The information contained in this Item 2.02, including the related information set forth in the press release attached hereto as Exhibit 99.1 and incorporated by reference herein, is being “furnished” and shall not be deemed “filed” for the purposes of Section 18 of the Securities Exchange Act of 1934, as amended (the “Exchange Act”), or otherwise. The information in this Item 2.02 shall not be incorporated by reference into any registration statement or other document pursuant to the Securities Act of 1933, as amended, or into any filing or other document pursuant to the Exchange Act, except as otherwise expressly stated in any such filing.
Item 5.02 Departure of Directors or Certain Officers; Election of Directors; Appointment of Certain Officers; Compensatory Arrangements of Certain Officers.
Greggory H. Kalvin, Senior Vice President, Corporate Controller of the Corporation will retire from the Corporation effective March 8, 2019. Thomas H. Song, the Corporation’s Chief Financial Officer will assume the role of principal accounting officer for the Corporation effective immediately.

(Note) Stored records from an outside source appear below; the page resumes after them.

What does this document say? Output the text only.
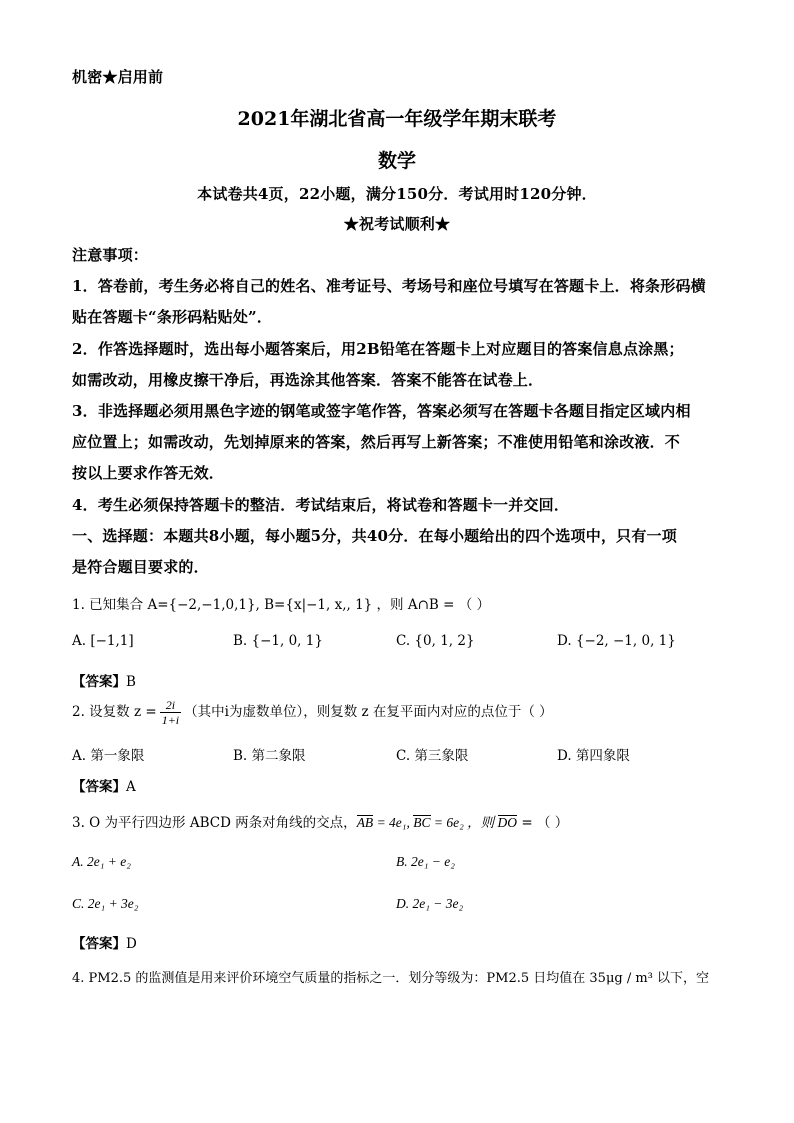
机密★启用前
2021年湖北省高一年级学年期末联考
数学
本试卷共4页，22小题，满分150分．考试用时120分钟．
★祝考试顺利★
注意事项：
1．答卷前，考生务必将自己的姓名、准考证号、考场号和座位号填写在答题卡上．将条形码横
贴在答题卡“条形码粘贴处”．
2．作答选择题时，选出每小题答案后，用2B铅笔在答题卡上对应题目的答案信息点涂黑；
如需改动，用橡皮擦干净后，再选涂其他答案．答案不能答在试卷上．
3．非选择题必须用黑色字迹的钢笔或签字笔作答，答案必须写在答题卡各题目指定区域内相
应位置上；如需改动，先划掉原来的答案，然后再写上新答案；不准使用铅笔和涂改液．不
按以上要求作答无效．
4．考生必须保持答题卡的整洁．考试结束后，将试卷和答题卡一并交回．
一、选择题：本题共8小题，每小题5分，共40分．在每小题给出的四个选项中，只有一项
是符合题目要求的．
1. 已知集合 A={−2,−1,0,1}, B={x|−1, x,, 1} ，则 A∩B = （ ）
A. [−1,1]	B. {−1, 0, 1}	C. {0, 1, 2}	D. {−2, −1, 0, 1}
【答案】B
2. 设复数 $z = \frac{2i}{1+i}$ （其中i为虚数单位），则复数 z 在复平面内对应的点位于（ ）
A. 第一象限	B. 第二象限	C. 第三象限	D. 第四象限
【答案】A
3. O 为平行四边形 ABCD 两条对角线的交点，AB = 4e₁, BC = 6e₂ ，则 DO = （ ）
A. 2e₁ + e₂	B. 2e₁ − e₂
C. 2e₁ + 3e₂	D. 2e₁ − 3e₂
【答案】D
4. PM2.5 的监测值是用来评价环境空气质量的指标之一．划分等级为：PM2.5 日均值在 35μg / m³ 以下，空
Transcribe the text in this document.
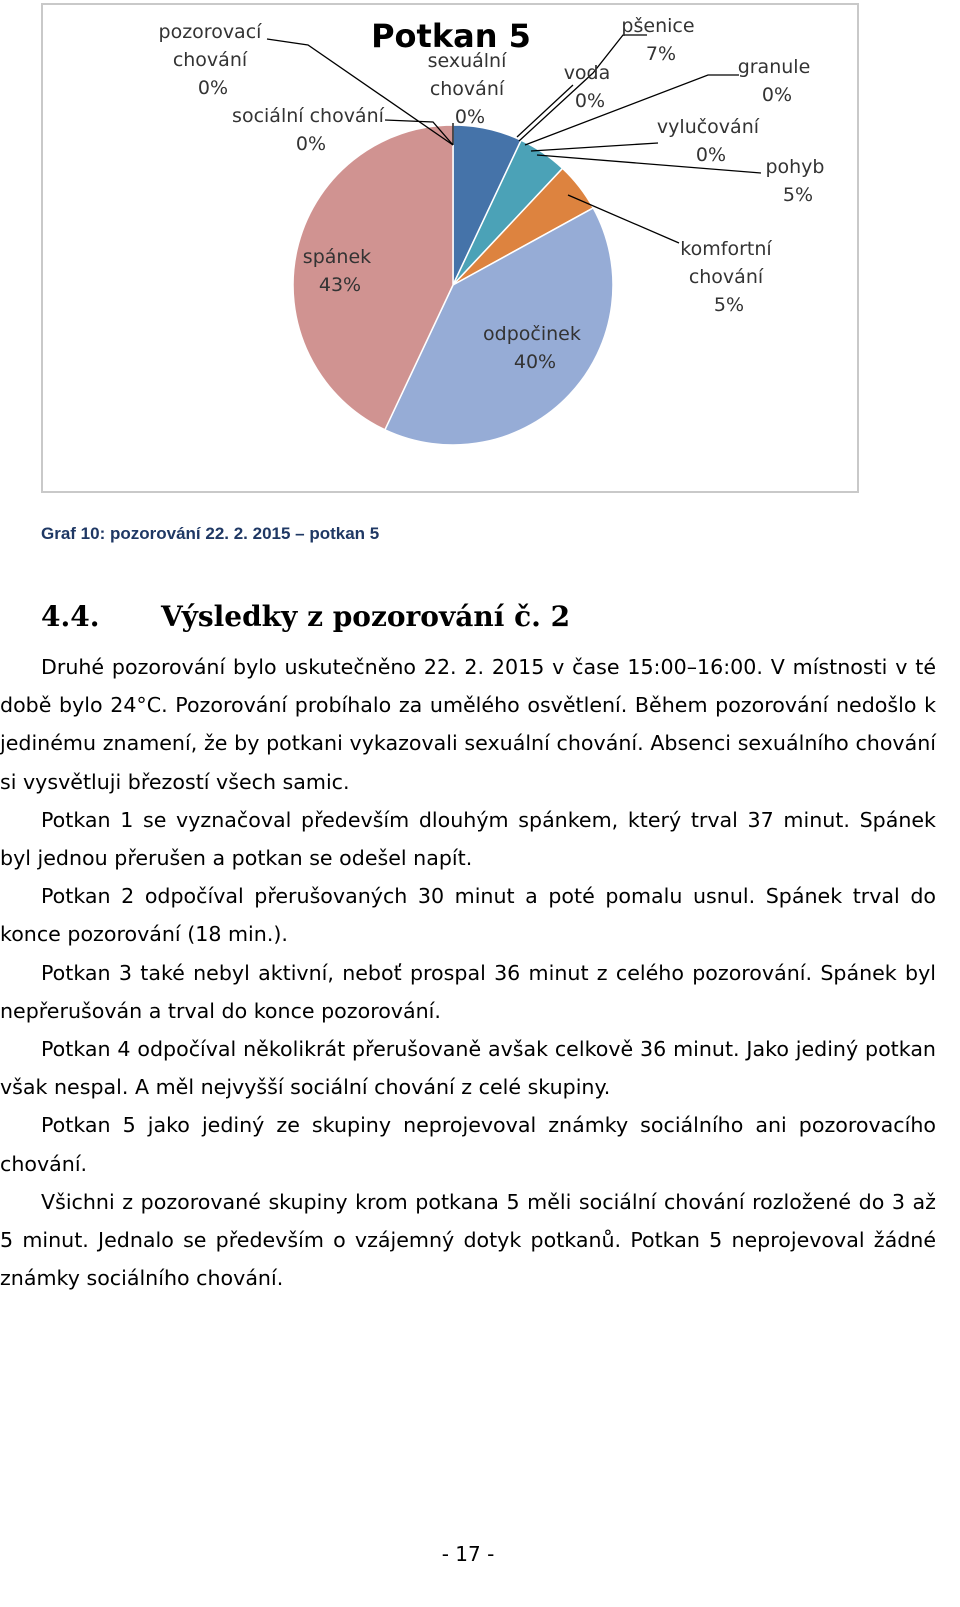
Potkan 5
pozorovací chování 0%
sociální chování 0%
sexuální chování 0%
voda 0%
pšenice 7%
granule 0%
vylučování 0%
pohyb 5%
komfortní chování 5%
spánek 43%
odpočinek 40%
Graf 10: pozorování 22. 2. 2015 – potkan 5
4.4. Výsledky z pozorování č. 2

Druhé pozorování bylo uskutečněno 22. 2. 2015 v čase 15:00–16:00. V místnosti v té době bylo 24°C. Pozorování probíhalo za umělého osvětlení. Během pozorování nedošlo k jedinému znamení, že by potkani vykazovali sexuální chování. Absenci sexuálního chování si vysvětluji březostí všech samic.

Potkan 1 se vyznačoval především dlouhým spánkem, který trval 37 minut. Spánek byl jednou přerušen a potkan se odešel napít.

Potkan 2 odpočíval přerušovaných 30 minut a poté pomalu usnul. Spánek trval do konce pozorování (18 min.).

Potkan 3 také nebyl aktivní, neboť prospal 36 minut z celého pozorování. Spánek byl nepřerušován a trval do konce pozorování.

Potkan 4 odpočíval několikrát přerušovaně avšak celkově 36 minut. Jako jediný potkan však nespal. A měl nejvyšší sociální chování z celé skupiny.

Potkan 5 jako jediný ze skupiny neprojevoval známky sociálního ani pozorovacího chování.

Všichni z pozorované skupiny krom potkana 5 měli sociální chování rozložené do 3 až 5 minut. Jednalo se především o vzájemný dotyk potkanů. Potkan 5 neprojevoval žádné známky sociálního chování.

- 17 -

The Corporation and Mr. Kalvin have entered into a Separation Agreement and General Release dated February 20, 2019 (the “Separation Agreement”). Pursuant to the Separation Agreement, in connection with Mr. Kalvin’s retirement from the Corporation, he will receive severance payments and benefits consistent with those provided under the Dine Brands Global, Inc. Amended and Restated Executive Severance and Change in Control Policy, including 12 months of base salary and an amount equal to Mr. Kalvin’s bonus under the annual cash incentive plan for 2019,pro-rated based on the portion of the performance period that will have elapsed prior to the effective date of Mr. Kalvin’s retirement from the Corporation and adjusted based on actual performance through the performance period. In addition, any unvested stock options and restricted stock awards held by Mr. Kalvin will vest as of the effective date of Mr. Kalvin’s retirement. Mr. Kalvin will be eligible to receive payments under all long-term cash-based performance awards held by Mr. Kalvin based on actual performance during the applicable performance period. Such payouts will be paid to Mr. Kalvin at the time such award would have been paid to Mr. Kalvin had he remained employed with the Corporation through such date. Mr. Kalvin will forfeit the cash-settled restricted stock units granted to Mr. Kalvin in June 2018. Mr. Kalvin will also receive certain COBRA and outplacement benefits. The foregoing description of the Separation Agreement does not purport to be complete and is qualified in its entirety by the full text of the Separation Agreement, a copy of which is attached hereto as Exhibit 10.1, and is incorporated herein by reference.